He corners her by the lake while she is filling up the water bottles by a stream not too far from camp. She jumps in surprise and drops the flasks to the ground. Zevran looks down at her in amusement.

"Really? You had to come up behind me like some blighted shade?" Filauria comments dryly, hastily picking up the flasks. She notices the dirt dusting the opening of one and she scowls. "Great, now I have to clean these up."

"Well, my warden, you must understand I am pretty desperate," Zevran says lightly, taking two of the flasks from her arms and dipping them into the stream. "After all, you have eluded me for three weeks now, and I am really in need of an audience with you."

"Couldn't you at least do it at camp," she mutters weakly, although she already knows his answer to that.

Zevran chuckles darkly. "Yes, because that had worked so well before."

He'd attempted to talk to her once in Orzammar, the morning after the… incident. She'd turned away and pretended to listen intently to the dwarven lady who'd been looking for her son. He'd attempted that same night, too, but she'd brushed him off saying she was tired from the long day of chasing Carta members.

The next time he'd tried was the first night they set camp after leaving Orzammar – that was about a week ago, also to no avail.

Somehow, Filauria understood Zevrans sneaky, albeit underhanded, tactic.

"Okay, so talk," the elven mage says refusing to look him straight in the eye.

"You and I kissed. Now what?"

Filauria flinched. That was straight to the point.

"I didn't realize that mattered," Filauria says, keeping her voice as detached as possible. "We go back to the way we were before, I guess."

Zevran turns to her with a stony expression. "So that's what you've been doing?" he asks, with an edge of sharpness in his tone. "'Going back to the way we were before'?"

Filauria gives him the hardest glare she can muster before she moves to gather the already-filled flasks beneath her feet.

Zevran is immediately on his feet, arms crossed at his chest and blocking her path back to the campsite. "I am not inexperienced, Filauria. And not blind, either," Zevran tells her. "I know when a woman wants me."

Filauria scoffs. "You think I want you?"

Zevran raises an eyebrow. "You think you do not?"

The elven mage scowls. "No." Is it just her or did that sound pathetic?

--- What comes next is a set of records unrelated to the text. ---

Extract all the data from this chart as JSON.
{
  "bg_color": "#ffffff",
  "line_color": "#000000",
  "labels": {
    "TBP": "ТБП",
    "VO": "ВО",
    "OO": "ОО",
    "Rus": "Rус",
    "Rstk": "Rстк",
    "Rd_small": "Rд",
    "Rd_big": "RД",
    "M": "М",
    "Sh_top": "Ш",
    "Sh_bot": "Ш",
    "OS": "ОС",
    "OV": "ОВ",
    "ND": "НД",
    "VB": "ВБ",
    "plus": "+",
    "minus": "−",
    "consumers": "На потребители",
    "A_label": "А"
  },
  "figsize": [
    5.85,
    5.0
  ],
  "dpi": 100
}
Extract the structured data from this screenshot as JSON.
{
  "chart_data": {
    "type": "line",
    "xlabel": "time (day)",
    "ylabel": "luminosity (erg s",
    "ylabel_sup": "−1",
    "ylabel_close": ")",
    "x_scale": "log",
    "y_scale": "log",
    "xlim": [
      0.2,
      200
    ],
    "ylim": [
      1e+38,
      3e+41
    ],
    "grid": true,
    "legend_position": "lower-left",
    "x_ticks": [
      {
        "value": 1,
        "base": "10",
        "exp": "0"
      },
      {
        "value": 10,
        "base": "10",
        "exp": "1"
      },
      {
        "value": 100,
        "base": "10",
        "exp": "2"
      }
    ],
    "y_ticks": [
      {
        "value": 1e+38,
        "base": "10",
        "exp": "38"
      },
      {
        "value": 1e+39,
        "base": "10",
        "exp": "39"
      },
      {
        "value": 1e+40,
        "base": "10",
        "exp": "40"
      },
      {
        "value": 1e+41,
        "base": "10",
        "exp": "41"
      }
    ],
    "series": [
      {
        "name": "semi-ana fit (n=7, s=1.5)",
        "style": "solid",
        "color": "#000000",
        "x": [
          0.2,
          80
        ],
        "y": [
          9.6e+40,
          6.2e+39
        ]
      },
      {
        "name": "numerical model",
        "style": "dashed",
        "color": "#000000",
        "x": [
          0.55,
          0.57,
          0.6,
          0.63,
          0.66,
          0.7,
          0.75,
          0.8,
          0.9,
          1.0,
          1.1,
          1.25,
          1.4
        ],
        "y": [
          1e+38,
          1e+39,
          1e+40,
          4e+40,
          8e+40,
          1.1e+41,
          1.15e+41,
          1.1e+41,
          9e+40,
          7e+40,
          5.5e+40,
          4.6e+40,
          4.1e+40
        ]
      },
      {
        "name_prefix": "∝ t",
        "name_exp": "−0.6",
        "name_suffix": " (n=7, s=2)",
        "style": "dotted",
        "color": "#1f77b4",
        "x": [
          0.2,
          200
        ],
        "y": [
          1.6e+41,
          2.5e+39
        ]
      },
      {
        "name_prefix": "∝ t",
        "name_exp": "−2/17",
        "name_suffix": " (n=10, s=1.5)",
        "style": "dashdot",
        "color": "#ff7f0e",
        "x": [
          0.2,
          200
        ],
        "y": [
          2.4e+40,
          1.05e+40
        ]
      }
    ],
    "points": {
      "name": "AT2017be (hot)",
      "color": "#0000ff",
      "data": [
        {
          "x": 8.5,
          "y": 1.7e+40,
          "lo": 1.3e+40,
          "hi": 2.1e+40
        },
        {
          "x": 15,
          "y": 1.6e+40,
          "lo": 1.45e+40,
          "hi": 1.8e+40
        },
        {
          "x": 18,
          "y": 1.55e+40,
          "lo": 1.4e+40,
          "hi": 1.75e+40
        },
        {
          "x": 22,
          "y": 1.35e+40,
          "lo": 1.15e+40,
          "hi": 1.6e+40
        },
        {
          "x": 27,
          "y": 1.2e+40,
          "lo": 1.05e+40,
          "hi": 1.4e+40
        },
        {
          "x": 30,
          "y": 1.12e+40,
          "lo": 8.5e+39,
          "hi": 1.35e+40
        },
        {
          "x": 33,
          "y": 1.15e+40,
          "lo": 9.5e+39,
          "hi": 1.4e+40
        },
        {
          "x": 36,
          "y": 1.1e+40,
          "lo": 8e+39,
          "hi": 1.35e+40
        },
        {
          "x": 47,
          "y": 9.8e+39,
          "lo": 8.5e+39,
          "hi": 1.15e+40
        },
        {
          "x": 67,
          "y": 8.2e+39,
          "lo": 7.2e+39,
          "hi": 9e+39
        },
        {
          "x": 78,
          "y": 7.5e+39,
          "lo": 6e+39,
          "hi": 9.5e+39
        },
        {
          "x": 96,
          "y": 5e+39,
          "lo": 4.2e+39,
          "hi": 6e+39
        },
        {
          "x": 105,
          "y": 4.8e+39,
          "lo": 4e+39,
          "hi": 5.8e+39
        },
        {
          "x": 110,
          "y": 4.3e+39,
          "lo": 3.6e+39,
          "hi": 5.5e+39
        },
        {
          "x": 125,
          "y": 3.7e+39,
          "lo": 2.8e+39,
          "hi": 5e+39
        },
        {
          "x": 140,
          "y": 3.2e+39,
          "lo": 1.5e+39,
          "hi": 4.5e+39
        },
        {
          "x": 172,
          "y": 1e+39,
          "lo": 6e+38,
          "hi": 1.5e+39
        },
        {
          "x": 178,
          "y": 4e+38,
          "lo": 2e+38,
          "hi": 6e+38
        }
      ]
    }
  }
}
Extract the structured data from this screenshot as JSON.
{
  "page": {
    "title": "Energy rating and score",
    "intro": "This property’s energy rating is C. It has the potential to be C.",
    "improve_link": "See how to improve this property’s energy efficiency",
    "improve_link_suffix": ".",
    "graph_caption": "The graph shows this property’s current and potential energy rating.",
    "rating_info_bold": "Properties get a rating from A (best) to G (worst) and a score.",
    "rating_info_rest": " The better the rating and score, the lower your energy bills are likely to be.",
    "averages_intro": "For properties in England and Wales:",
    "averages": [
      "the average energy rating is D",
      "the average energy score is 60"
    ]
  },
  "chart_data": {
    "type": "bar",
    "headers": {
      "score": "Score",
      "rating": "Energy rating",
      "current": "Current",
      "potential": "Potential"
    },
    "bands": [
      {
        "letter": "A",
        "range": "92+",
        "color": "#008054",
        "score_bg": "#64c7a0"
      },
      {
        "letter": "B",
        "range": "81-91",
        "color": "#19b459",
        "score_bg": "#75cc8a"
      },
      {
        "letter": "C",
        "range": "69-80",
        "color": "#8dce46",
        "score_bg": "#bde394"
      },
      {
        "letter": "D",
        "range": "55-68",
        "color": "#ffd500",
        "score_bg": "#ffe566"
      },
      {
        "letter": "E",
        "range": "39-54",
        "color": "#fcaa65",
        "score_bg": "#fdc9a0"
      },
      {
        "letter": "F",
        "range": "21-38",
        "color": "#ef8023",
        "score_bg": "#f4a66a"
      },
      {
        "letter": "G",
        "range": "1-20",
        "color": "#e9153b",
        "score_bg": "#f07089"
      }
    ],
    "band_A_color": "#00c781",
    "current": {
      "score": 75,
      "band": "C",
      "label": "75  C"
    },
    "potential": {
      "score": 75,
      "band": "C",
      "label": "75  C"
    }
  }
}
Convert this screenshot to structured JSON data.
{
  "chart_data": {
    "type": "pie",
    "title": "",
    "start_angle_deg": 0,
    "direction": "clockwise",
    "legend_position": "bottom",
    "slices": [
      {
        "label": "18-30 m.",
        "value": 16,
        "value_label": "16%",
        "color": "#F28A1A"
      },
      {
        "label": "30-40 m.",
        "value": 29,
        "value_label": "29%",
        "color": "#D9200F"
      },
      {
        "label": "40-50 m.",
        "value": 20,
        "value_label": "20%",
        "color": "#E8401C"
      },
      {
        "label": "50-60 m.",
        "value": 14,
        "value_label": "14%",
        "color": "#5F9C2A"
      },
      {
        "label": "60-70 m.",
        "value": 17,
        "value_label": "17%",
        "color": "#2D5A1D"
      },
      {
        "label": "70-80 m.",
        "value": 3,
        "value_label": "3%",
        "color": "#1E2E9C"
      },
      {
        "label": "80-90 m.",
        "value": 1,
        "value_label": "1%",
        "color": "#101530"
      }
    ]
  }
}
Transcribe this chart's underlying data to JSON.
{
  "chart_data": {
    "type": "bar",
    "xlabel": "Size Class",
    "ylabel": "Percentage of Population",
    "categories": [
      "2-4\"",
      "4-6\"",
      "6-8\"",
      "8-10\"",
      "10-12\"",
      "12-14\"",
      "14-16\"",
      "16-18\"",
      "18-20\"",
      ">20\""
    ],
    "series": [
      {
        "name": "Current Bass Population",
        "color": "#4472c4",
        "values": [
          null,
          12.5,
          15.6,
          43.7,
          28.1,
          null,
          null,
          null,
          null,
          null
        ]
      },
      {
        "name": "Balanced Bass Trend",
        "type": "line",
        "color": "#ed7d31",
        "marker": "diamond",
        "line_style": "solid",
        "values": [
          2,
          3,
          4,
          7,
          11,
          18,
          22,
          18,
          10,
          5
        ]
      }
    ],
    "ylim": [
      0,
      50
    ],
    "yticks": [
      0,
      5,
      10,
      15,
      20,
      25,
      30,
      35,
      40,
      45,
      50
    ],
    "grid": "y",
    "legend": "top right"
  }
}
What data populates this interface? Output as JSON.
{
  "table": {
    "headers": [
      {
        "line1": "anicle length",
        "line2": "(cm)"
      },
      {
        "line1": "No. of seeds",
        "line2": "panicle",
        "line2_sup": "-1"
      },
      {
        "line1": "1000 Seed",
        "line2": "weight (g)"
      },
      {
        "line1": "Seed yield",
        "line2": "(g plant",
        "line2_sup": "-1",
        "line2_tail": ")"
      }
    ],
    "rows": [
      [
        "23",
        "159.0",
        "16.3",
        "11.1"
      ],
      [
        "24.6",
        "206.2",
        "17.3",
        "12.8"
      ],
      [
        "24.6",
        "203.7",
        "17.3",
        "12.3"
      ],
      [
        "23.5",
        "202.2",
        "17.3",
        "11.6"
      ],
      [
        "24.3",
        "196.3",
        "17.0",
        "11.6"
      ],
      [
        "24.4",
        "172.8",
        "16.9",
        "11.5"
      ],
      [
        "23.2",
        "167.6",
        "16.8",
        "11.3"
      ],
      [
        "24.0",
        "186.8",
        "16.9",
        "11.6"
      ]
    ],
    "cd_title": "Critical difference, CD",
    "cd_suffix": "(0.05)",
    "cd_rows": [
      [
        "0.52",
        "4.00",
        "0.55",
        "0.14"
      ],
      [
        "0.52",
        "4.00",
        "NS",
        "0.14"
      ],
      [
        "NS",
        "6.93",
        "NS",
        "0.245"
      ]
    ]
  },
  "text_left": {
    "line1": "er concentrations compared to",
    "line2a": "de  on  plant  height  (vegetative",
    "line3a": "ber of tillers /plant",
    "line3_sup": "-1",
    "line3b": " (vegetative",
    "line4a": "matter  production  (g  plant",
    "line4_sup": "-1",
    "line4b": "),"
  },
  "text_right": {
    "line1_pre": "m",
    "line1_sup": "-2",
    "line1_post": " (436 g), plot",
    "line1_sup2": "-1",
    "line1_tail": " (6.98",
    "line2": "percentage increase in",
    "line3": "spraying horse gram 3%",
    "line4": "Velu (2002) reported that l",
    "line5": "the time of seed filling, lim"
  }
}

He stares her down for a few moments before he sighs. He rubs his right thumb and forefinger against his temples. "Look, I apologize if you do not wish to talk about this, but I am only doing this to find common ground," the assassin says, in a softer tone. "Our companions have already started asking, have they not? If you wish me to act like it never happened, then tell me. I would accept whatever decision you make."

Filauria presses her lips tightly together. What does she want? Truly, she did not know. It would be a lie to say that the kiss had meant nothing to her. Even now, when she thinks about it – Filauria conceals a shudder.

But no. This was wrong. There was a blight to defeat.

And, really? With Zevran? He infuriated her! How could they possibly go past what they are now?

She sighs. "Alright," Filauria says in a clipped tone. "I acknowledge it happened – but it shouldn't have. What happened that night at Orzammar – it was a mistake."

She watches as Zevran pulls a perfectly stoic mask across his aristocratic features. She does not know what to make of it. His posture had not changed, but there is certain… emotion in his eyes that she cannot read.

Scorn? Fury?

…Sadness?

And suddenly, the emotionless masks turn into a wide grin. All traces of the seriousness of their previous conversation have completely disappeared from his face.

"Well then, my warden," Zevran says lightly, picking up the remaining flasks from the ground. "Shall we go back?"

Filauria blinks as she watches Zevran walk silently back to camp.

She'd expected fury, questions, a request for an explanation – but not that. She'd certainly not expected that.

She takes a step after him, and another, wondering if she'd made the right decision.